Toxoplasmosis of the central nervous system in the acquired immunodeficiency syndrome.N Engl J Med 1992; 327(23):1643-8NEJM
BACKGROUND AND METHODS
Toxoplasmosis is the most common opportunistic infection of the central nervous system in patients with the acquired immunodeficiency syndrome (AIDS). To investigate its clinical course, we reviewed the records of 115 patients with AIDS and central nervous system toxoplasmosis treated at San Francisco General Hospital between 1981 and 1990.

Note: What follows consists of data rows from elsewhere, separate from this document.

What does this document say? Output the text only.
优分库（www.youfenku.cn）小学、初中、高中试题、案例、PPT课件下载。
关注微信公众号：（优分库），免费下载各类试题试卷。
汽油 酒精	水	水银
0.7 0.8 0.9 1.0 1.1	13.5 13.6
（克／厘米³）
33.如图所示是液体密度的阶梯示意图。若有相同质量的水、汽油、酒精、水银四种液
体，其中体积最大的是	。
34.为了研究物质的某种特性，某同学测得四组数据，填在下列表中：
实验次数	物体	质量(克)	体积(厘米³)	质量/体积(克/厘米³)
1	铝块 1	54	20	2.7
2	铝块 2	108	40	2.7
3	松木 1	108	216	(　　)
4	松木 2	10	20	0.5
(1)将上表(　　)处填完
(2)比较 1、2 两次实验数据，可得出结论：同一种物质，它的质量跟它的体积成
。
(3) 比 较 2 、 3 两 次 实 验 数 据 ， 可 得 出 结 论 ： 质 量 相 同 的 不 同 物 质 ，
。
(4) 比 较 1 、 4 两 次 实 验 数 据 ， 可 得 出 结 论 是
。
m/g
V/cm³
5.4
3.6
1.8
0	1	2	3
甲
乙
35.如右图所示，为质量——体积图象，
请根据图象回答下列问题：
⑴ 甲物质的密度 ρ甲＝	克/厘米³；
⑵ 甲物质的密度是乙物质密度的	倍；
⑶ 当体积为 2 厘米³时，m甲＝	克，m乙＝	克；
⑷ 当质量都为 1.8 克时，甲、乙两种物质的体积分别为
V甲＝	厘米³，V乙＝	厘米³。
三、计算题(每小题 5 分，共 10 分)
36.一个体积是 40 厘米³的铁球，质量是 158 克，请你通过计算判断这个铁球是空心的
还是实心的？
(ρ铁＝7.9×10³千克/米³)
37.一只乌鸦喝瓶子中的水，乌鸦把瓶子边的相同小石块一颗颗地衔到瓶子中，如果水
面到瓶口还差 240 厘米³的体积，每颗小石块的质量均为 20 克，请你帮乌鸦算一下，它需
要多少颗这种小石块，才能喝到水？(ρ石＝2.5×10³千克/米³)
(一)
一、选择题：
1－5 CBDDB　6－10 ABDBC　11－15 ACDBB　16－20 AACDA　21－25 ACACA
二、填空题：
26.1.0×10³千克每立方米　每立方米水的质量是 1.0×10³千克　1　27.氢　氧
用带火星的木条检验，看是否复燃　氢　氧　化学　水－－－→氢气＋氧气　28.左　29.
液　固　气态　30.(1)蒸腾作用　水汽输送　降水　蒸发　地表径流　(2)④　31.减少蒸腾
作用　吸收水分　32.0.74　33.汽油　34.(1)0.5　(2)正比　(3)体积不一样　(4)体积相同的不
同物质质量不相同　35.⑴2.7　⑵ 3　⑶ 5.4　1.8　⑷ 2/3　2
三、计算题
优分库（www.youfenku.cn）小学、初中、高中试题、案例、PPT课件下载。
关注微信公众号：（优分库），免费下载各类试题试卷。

The most common presenting symptoms were headache (in 55 percent), confusion (52 percent), and fever (47 percent). Focal neurologic deficits were present in 79 patients (69 percent). The median CD4 cell count at presentation was 50 per cubic millimeter (50 x 10(6) per liter). Thirteen of 80 patients with clinical toxoplasmosis (16 percent) and 4 of 18 patients with pathologically proved disease (22 percent) had undetectable antitoxoplasma IgG antibodies by indirect immunofluorescence assay. Of 103 patients, 94 (91 percent) had enhancing lesions on CT. Single lesions were seen in 28 of 103 patients (27 percent) on CT, and such lesions were seen in 3 of 21 patients (14 percent) on magnetic resonance imaging. Over 90 percent of patients who eventually had clinical and radiographic improvement had evidence of improvement by day 14 of therapy. Adverse drug reactions occurred in 71 patients (62 percent) and led to a change in therapy in 50 patients (43 percent). Among the patients who survived a first episode of toxoplasmosis, the median survival was 265 days.
Toxoplasmosis occurs in advanced stages of human immunodeficiency virus infection, and the absence of antitoxoplasma antibodies on immunofluorescence assay does not exclude the diagnosis. The clinical and radiographic response to therapy is usually rapid, but treatment is frequently limited by adverse drug effects.